The curving pathway is key. With its many switchbacks, it feels like the track in a labyrinth, walked for contemplative purposes. Slithering here and there, sometimes out of sight, it hints that it might just go anywhere. Many people can walk it at once and still discover a sense of solitude. The walls that border the garden add to the privacy, yet the design, with its hidden places and quiet corners, feels spacious.
“Anytime you can’t see the entirety of something, it feels bigger,” Van Valkenburgh pointed out.
He called the design complicated and playful. “I’ve been walking through it since June, and I still have no mental map,” he said. “In a simpler or geometric landscape, you have it mapped.”
Only one flower blossomed in the newly planted garden Tuesday: a Bearsfoot Hellebore, low to the ground and pale green, easy to miss among the ferns and leaves. Like many landscape designs, the Monks Garden is a year-round art installation, from autumn foliage to spring blooms, with 66 trees, more than 7,000 perennials, and more than 2,000 bulbs yet to be planted.

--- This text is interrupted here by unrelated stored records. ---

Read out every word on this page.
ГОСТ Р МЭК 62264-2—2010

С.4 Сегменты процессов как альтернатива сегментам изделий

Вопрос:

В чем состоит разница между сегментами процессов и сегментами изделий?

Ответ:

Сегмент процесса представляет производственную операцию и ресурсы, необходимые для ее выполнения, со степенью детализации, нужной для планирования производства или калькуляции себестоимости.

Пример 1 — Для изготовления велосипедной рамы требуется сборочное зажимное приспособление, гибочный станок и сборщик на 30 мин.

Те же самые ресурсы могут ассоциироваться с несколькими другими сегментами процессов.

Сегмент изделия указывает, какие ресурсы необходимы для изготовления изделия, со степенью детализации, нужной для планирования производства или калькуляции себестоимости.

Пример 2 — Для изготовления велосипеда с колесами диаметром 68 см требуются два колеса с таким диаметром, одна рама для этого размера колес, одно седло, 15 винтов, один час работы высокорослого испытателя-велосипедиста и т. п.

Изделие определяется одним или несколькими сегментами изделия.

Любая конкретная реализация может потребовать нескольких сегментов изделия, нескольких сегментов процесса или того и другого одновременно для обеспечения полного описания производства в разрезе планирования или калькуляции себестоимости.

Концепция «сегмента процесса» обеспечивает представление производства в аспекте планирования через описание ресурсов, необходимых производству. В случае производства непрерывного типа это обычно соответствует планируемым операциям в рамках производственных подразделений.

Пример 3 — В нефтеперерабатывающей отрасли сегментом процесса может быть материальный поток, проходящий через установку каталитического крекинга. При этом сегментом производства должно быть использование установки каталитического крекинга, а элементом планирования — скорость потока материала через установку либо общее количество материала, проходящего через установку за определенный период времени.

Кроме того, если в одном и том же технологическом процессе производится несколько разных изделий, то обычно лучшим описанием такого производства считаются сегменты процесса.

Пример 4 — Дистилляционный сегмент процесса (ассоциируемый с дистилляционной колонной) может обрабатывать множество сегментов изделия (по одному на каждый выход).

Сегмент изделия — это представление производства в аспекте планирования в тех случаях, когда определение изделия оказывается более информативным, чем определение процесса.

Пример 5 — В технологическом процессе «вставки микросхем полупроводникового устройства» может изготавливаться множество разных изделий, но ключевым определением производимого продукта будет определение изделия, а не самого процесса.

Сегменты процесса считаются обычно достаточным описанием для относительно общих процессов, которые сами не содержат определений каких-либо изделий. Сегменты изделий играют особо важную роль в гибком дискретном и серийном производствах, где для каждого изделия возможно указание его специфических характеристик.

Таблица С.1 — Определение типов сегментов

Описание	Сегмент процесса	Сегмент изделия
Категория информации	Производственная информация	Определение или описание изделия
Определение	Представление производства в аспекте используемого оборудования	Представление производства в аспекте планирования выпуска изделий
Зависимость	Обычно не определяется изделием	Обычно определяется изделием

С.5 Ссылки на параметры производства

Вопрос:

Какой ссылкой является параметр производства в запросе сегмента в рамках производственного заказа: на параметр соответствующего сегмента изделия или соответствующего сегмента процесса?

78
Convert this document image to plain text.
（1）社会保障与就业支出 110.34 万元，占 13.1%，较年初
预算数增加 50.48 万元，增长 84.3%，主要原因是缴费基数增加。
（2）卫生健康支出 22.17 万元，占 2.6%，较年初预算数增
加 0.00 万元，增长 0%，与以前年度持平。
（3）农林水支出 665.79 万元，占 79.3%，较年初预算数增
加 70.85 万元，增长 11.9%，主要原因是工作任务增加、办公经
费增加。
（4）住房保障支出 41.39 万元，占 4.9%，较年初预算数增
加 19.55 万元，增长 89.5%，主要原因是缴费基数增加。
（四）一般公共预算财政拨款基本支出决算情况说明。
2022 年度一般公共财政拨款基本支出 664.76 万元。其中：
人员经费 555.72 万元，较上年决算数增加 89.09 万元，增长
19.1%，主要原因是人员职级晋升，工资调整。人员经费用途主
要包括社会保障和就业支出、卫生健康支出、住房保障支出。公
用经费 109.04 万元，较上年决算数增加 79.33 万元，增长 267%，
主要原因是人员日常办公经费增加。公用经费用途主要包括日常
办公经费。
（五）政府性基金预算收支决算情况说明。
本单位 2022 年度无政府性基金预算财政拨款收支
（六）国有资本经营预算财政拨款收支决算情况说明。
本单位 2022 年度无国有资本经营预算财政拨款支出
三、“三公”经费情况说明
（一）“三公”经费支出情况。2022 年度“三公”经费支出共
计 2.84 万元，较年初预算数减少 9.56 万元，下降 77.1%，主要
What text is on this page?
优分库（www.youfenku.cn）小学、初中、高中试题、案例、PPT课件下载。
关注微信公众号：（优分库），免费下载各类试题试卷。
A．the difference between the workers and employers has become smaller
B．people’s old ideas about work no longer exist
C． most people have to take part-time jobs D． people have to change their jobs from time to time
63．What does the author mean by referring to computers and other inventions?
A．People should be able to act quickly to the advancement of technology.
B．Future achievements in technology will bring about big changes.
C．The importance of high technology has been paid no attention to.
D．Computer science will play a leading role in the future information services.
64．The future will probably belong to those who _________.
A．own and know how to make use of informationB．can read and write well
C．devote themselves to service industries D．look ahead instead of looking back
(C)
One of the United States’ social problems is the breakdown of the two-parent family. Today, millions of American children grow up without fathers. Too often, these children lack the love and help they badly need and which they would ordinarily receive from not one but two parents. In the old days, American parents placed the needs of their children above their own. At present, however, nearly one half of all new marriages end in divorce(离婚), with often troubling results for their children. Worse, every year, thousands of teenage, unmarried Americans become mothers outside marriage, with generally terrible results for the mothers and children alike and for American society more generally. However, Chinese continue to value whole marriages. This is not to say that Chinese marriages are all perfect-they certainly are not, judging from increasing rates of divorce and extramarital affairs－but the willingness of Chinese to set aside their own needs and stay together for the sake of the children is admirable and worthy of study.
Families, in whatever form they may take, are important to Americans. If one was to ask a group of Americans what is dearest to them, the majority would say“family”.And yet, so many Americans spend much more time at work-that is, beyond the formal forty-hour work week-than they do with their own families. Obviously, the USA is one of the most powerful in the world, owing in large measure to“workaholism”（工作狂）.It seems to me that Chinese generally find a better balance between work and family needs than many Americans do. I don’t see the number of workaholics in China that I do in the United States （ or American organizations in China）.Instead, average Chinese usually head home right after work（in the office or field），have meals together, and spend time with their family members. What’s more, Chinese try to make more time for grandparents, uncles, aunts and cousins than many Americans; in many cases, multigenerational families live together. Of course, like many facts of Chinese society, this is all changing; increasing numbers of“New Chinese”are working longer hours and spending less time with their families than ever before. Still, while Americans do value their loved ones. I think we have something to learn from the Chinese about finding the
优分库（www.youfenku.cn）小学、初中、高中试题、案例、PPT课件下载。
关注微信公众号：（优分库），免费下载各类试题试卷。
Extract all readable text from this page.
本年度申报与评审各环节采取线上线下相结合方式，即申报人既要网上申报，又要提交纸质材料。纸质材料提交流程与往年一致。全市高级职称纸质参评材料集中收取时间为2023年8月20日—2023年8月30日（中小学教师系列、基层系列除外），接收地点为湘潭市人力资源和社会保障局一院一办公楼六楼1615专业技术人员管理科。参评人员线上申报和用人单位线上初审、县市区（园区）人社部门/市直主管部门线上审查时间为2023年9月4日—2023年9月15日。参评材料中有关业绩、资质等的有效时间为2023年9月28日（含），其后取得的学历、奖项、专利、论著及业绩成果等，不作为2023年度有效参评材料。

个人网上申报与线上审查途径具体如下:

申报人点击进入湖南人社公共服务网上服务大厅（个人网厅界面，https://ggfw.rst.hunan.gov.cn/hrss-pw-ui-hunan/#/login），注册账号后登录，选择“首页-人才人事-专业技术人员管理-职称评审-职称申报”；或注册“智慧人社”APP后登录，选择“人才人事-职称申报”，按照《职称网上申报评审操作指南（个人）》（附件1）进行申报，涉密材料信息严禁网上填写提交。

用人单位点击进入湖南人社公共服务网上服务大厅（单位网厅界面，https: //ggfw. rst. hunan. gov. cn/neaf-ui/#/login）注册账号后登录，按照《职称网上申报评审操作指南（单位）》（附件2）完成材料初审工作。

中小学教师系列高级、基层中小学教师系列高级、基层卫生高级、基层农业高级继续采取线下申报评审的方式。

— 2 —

“There are certain moments we’re emphasizing, like late winter,” Van Valkenburgh said. “The Lenten Rose, or hellebore, might be in bloom in January, By March 1, it will be crazy with blooms.”
Several touches echo details from the museum’s collection. Mica schist gleams from the dark brick path, inspired by one of the Gardner’s Venetian mirrors. Bark on trees such as the Paperbark Maple, the Japanese Stewartia, and the Gray Birch evoke the mottled quality of the monumental tapestries in the Tapestry Room.
There is even a piece from the collection in the garden: a first century AD Roman sculpture of Eros riding a vicious looking dolphin, cleaned and repaired for the garden’s opening. Holly Salmon, objects conservator at the museum, said it was once a fountain. Now that the garden has been redesigned, there has been talk of getting it up and running again.
“People have always loved the hidden garden,” Hawley said, glancing at the wall that guards the Monks Garden from the street. “I think it’s a civic contribution to foster people’s connections to their inner life.”
As for Van Valkenburgh, that connection is his art and his livelihood. Speaking of Gardner, he called the museum “the enactment of her imagination.” The garden, then, is the enactment of his.
Knowing how Gardner fumbled along with her own design, he said he felt both frightened and empowered working on his design.
“I don’t know that I’ve ever had more fun making a garden,” he said.